Yes, the president does in some way set the tone of the foreign policy of the country, but that they can actually change something at home, or even abroad is unrealistic, that just isn’t in their mandate. And yet every four years we see presidential candidates promising sweeping changes throughout the country, to make the standard of living better and stop our younger generations fleeing to become Uber drivers in Munich. And every time nothing happens. Why, because they don’t have the political power to do any of those things. They show up and cut the ribbon but they haven’t invested into the actual project, they are heads of state, not political leaders.
There is one film that is always on our screens over the festive period, The Wizard of Oz. Croatian presidential campaigning always reminds me of this classic movie. For those who don’t know the Wizard of Oz pretends to be an all-conquering, all-mighty wizard who can grant wishes to everyone. He orders the four heroes of the film to carry bring him the broom of the Wicked Witch and then he will give them what their heart desires. Clearly he isn’t expecting them to succeed in such a dangerous task. However, much to his surprise, they bring him the broomstick. And this is when they discover the mighty wizard is just a short middle-aged man pretending to be a larger than life leader. He admits when he is caught as a fraud as being “a good man but a bad wizard.”
Of course he can’t grant them their wishes.
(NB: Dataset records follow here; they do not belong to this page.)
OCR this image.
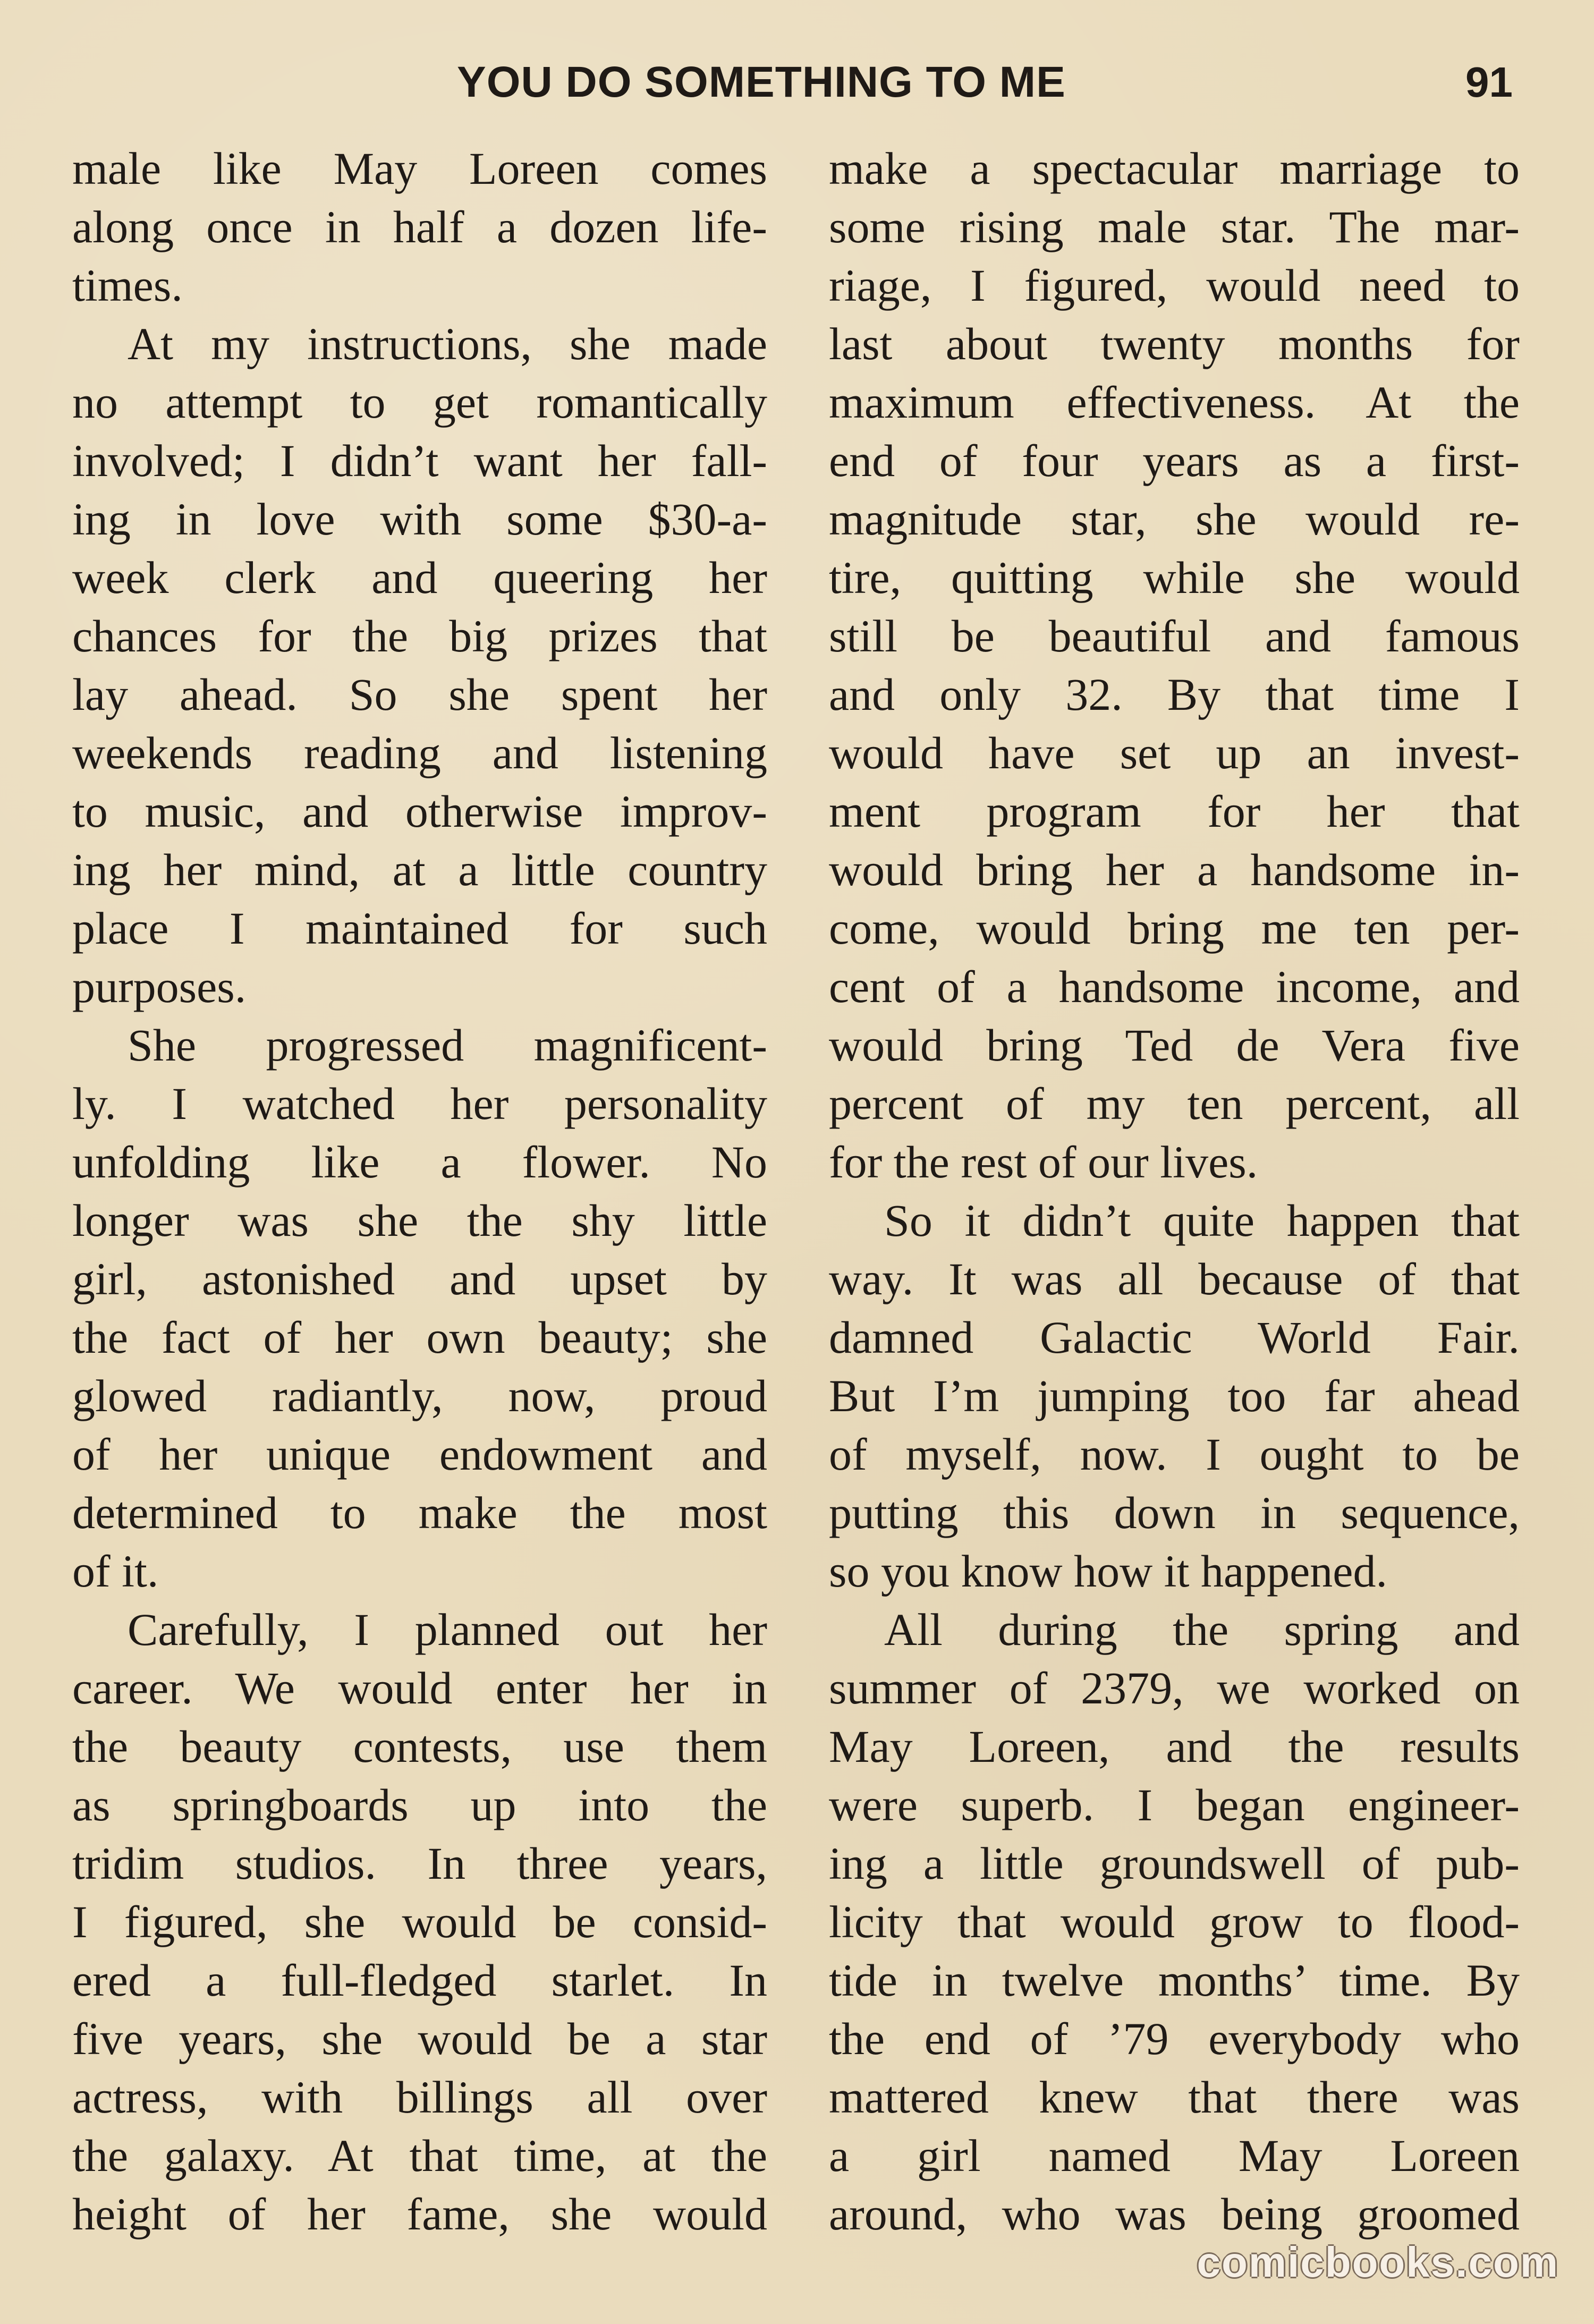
YOU DO SOMETHING TO ME	91
male like May Loreen comes
along once in half a dozen life-
times.
At my instructions, she made
no attempt to get romantically
involved; I didn’t want her fall-
ing in love with some $30-a-
week clerk and queering her
chances for the big prizes that
lay ahead. So she spent her
weekends reading and listening
to music, and otherwise improv-
ing her mind, at a little country
place I maintained for such
purposes.
She progressed magnificent-
ly. I watched her personality
unfolding like a flower. No
longer was she the shy little
girl, astonished and upset by
the fact of her own beauty; she
glowed radiantly, now, proud
of her unique endowment and
determined to make the most
of it.
Carefully, I planned out her
career. We would enter her in
the beauty contests, use them
as springboards up into the
tridim studios. In three years,
I figured, she would be consid-
ered a full-fledged starlet. In
five years, she would be a star
actress, with billings all over
the galaxy. At that time, at the
height of her fame, she would
make a spectacular marriage to
some rising male star. The mar-
riage, I figured, would need to
last about twenty months for
maximum effectiveness. At the
end of four years as a first-
magnitude star, she would re-
tire, quitting while she would
still be beautiful and famous
and only 32. By that time I
would have set up an invest-
ment program for her that
would bring her a handsome in-
come, would bring me ten per-
cent of a handsome income, and
would bring Ted de Vera five
percent of my ten percent, all
for the rest of our lives.
So it didn’t quite happen that
way. It was all because of that
damned Galactic World Fair.
But I’m jumping too far ahead
of myself, now. I ought to be
putting this down in sequence,
so you know how it happened.
All during the spring and
summer of 2379, we worked on
May Loreen, and the results
were superb. I began engineer-
ing a little groundswell of pub-
licity that would grow to flood-
tide in twelve months’ time. By
the end of ’79 everybody who
mattered knew that there was
a girl named May Loreen
around, who was being groomed
comicbooks.com
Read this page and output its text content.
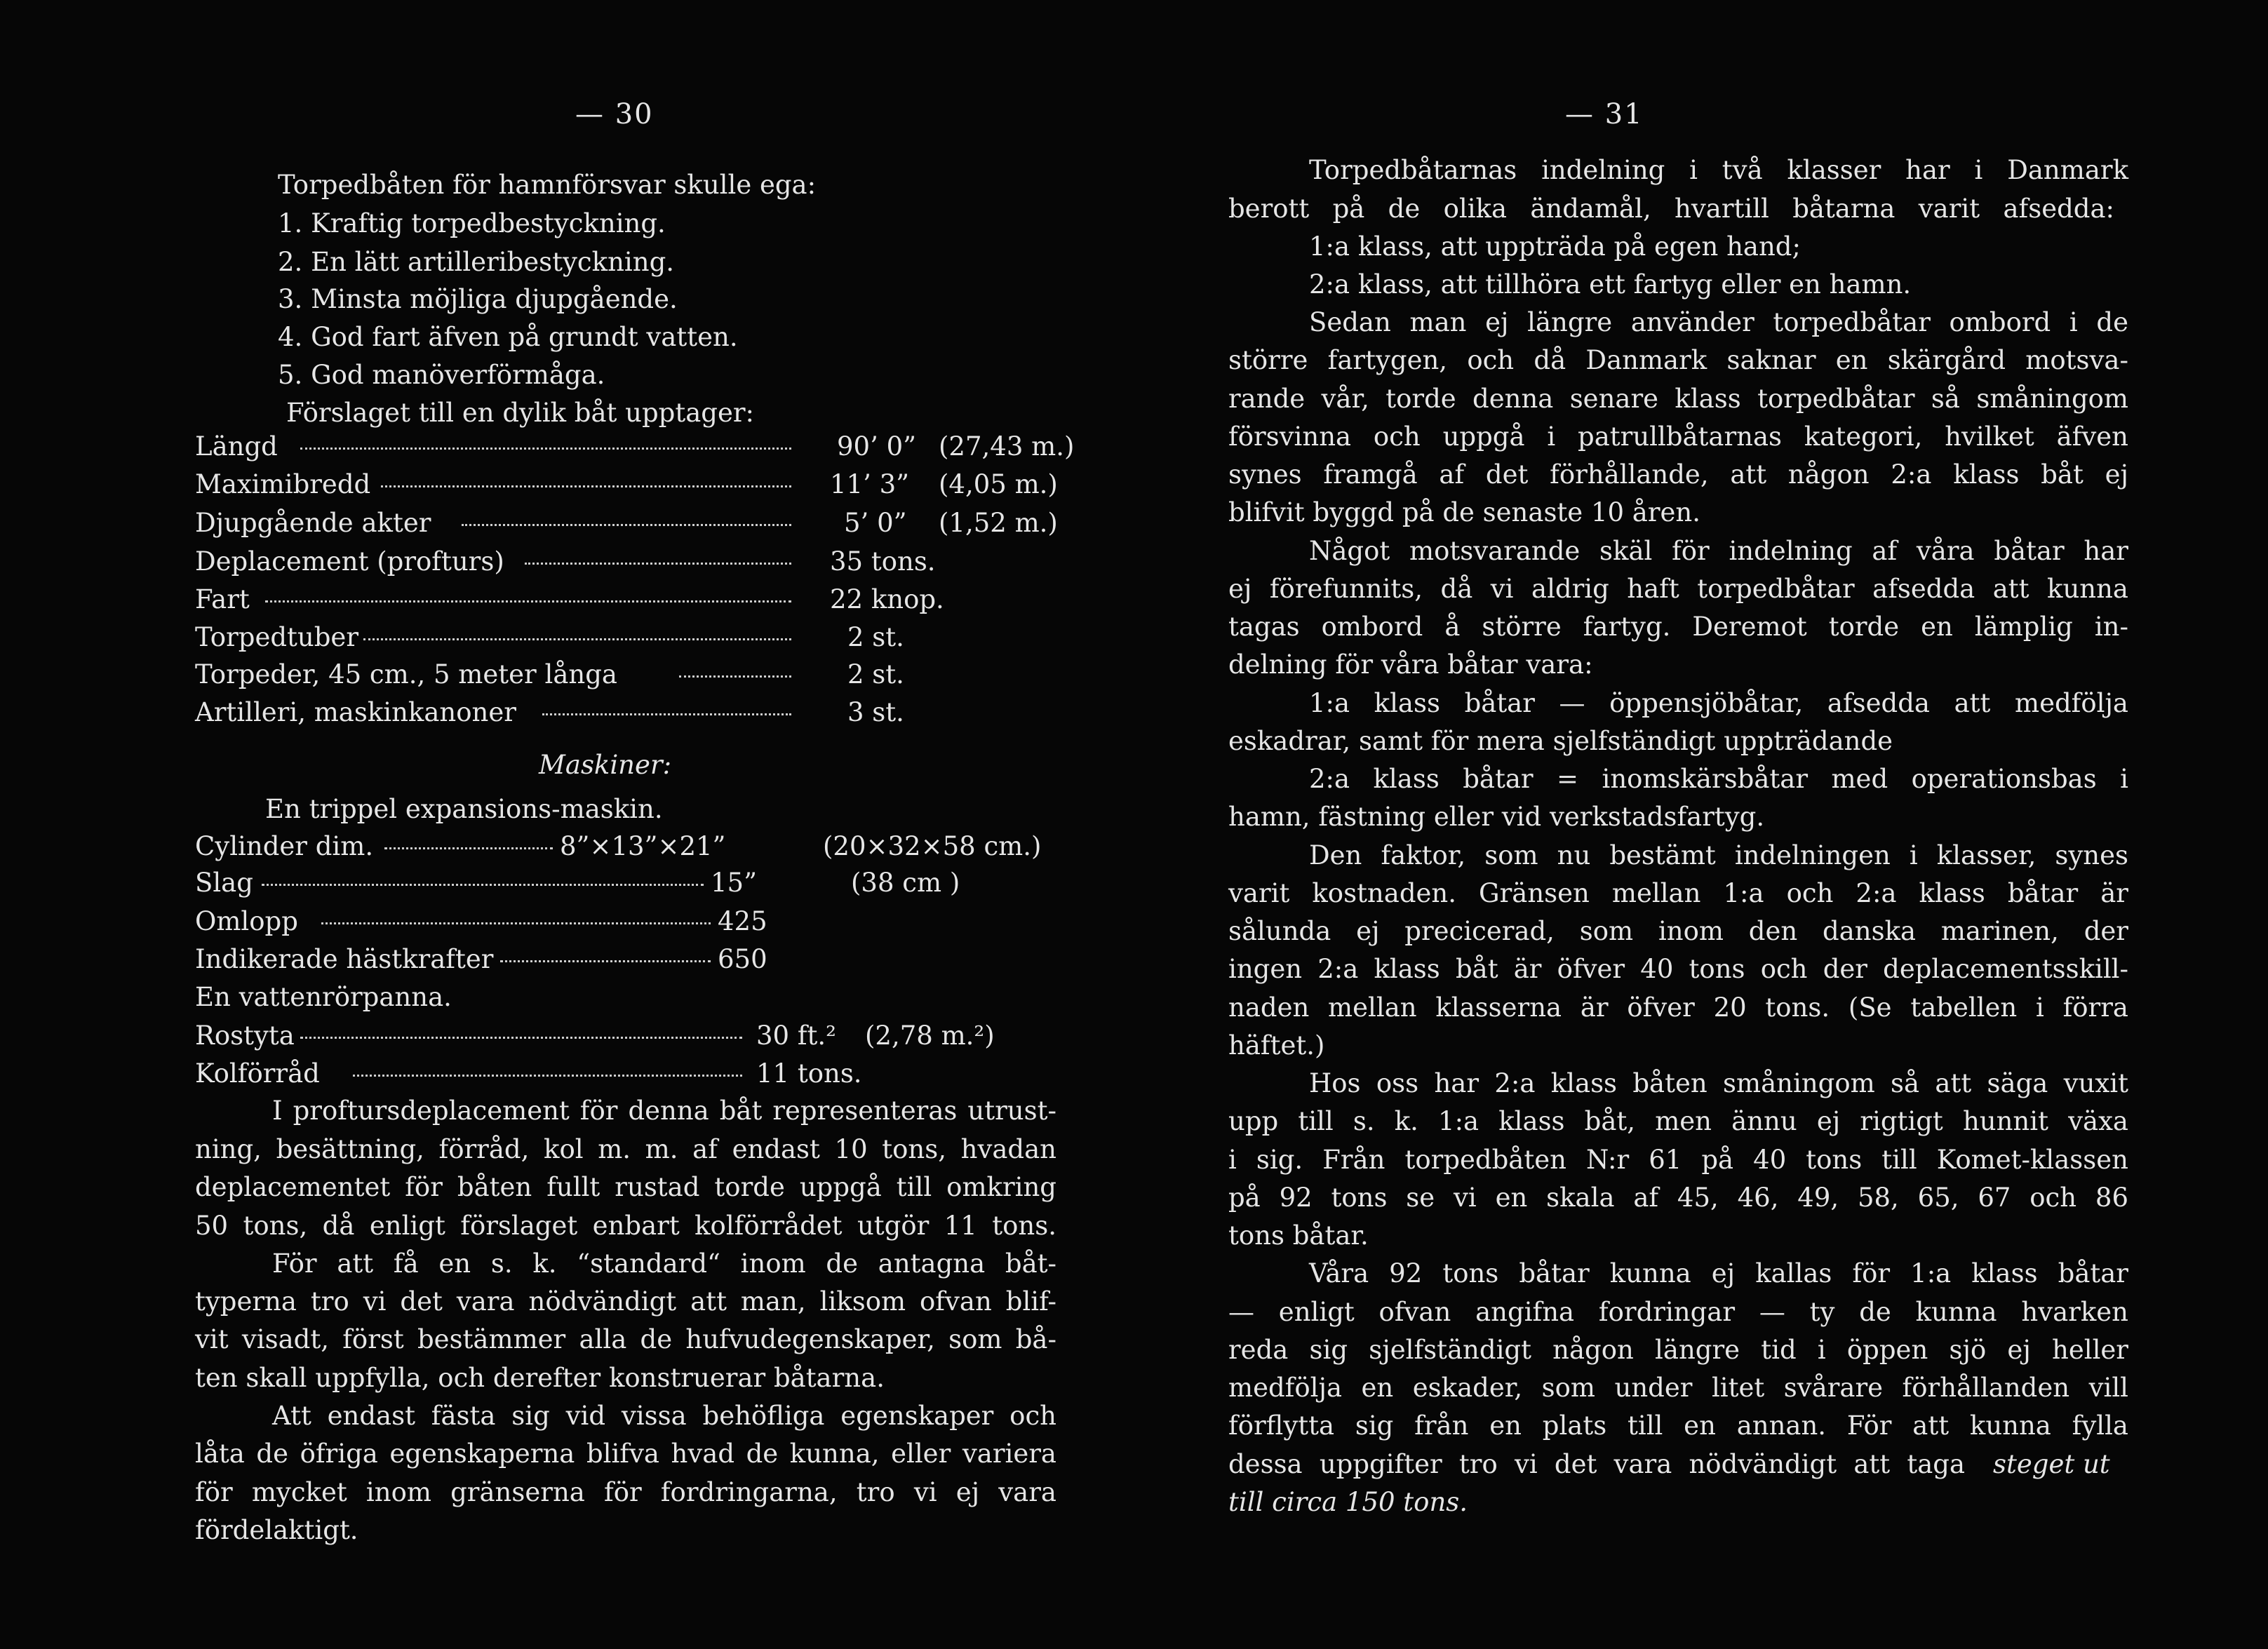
— 30
Torpedbåten för hamnförsvar skulle ega:
1. Kraftig torpedbestyckning.
2. En lätt artilleribestyckning.
3. Minsta möjliga djupgående.
4. God fart äfven på grundt vatten.
5. God manöverförmåga.
Förslaget till en dylik båt upptager:
Längd	90’ 0” (27,43 m.)
Maximibredd	11’ 3” (4,05 m.)
Djupgående akter	5’ 0” (1,52 m.)
Deplacement (profturs)	35 tons.
Fart	22 knop.
Torpedtuber	2 st.
Torpeder, 45 cm., 5 meter långa	2 st.
Artilleri, maskinkanoner	3 st.
Maskiner:
En trippel expansions-maskin.
Cylinder dim.	8”×13”×21”	(20×32×58 cm.)
Slag	15”	(38 cm )
Omlopp	425
Indikerade hästkrafter	650
En vattenrörpanna.
Rostyta	30 ft.² (2,78 m.²)
Kolförråd	11 tons.
I proftursdeplacement för denna båt representeras utrust-
ning, besättning, förråd, kol m. m. af endast 10 tons, hvadan
deplacementet för båten fullt rustad torde uppgå till omkring
50 tons, då enligt förslaget enbart kolförrådet utgör 11 tons.
För att få en s. k. “standard“ inom de antagna båt-
typerna tro vi det vara nödvändigt att man, liksom ofvan blif-
vit visadt, först bestämmer alla de hufvudegenskaper, som bå-
ten skall uppfylla, och derefter konstruerar båtarna.
Att endast fästa sig vid vissa behöfliga egenskaper och
låta de öfriga egenskaperna blifva hvad de kunna, eller variera
för mycket inom gränserna för fordringarna, tro vi ej vara
fördelaktigt.
— 31
Torpedbåtarnas indelning i två klasser har i Danmark
berott på de olika ändamål, hvartill båtarna varit afsedda:
1:a klass, att uppträda på egen hand;
2:a klass, att tillhöra ett fartyg eller en hamn.
Sedan man ej längre använder torpedbåtar ombord i de
större fartygen, och då Danmark saknar en skärgård motsva-
rande vår, torde denna senare klass torpedbåtar så småningom
försvinna och uppgå i patrullbåtarnas kategori, hvilket äfven
synes framgå af det förhållande, att någon 2:a klass båt ej
blifvit byggd på de senaste 10 åren.
Något motsvarande skäl för indelning af våra båtar har
ej förefunnits, då vi aldrig haft torpedbåtar afsedda att kunna
tagas ombord å större fartyg. Deremot torde en lämplig in-
delning för våra båtar vara:
1:a klass båtar — öppensjöbåtar, afsedda att medfölja
eskadrar, samt för mera sjelfständigt uppträdande
2:a klass båtar = inomskärsbåtar med operationsbas i
hamn, fästning eller vid verkstadsfartyg.
Den faktor, som nu bestämt indelningen i klasser, synes
varit kostnaden. Gränsen mellan 1:a och 2:a klass båtar är
sålunda ej precicerad, som inom den danska marinen, der
ingen 2:a klass båt är öfver 40 tons och der deplacementsskill-
naden mellan klasserna är öfver 20 tons. (Se tabellen i förra
häftet.)
Hos oss har 2:a klass båten småningom så att säga vuxit
upp till s. k. 1:a klass båt, men ännu ej rigtigt hunnit växa
i sig. Från torpedbåten N:r 61 på 40 tons till Komet-klassen
på 92 tons se vi en skala af 45, 46, 49, 58, 65, 67 och 86
tons båtar.
Våra 92 tons båtar kunna ej kallas för 1:a klass båtar
— enligt ofvan angifna fordringar — ty de kunna hvarken
reda sig sjelfständigt någon längre tid i öppen sjö ej heller
medfölja en eskader, som under litet svårare förhållanden vill
förflytta sig från en plats till en annan. För att kunna fylla
dessa uppgifter tro vi det vara nödvändigt att taga steget ut
till circa 150 tons.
Does that sound familiar? The new president could promise that my flight would land at Dubrovnik and that the bura would die down, but that would just be a Wizard of Oz promise. And yet every time the fish take the bait. “I voted for a better future and a new president,” or “I hope the new president will keep their promises and improve life.” These comments that you can hear from voters after they have just left the polling stations always have me holding my head in my hands in disbelief.
Quite clearly these voters have absolutely no clue, no idea for what they are actually voting. They are voting for the Wizard of Oz! Sorry the Wizard of Croatia.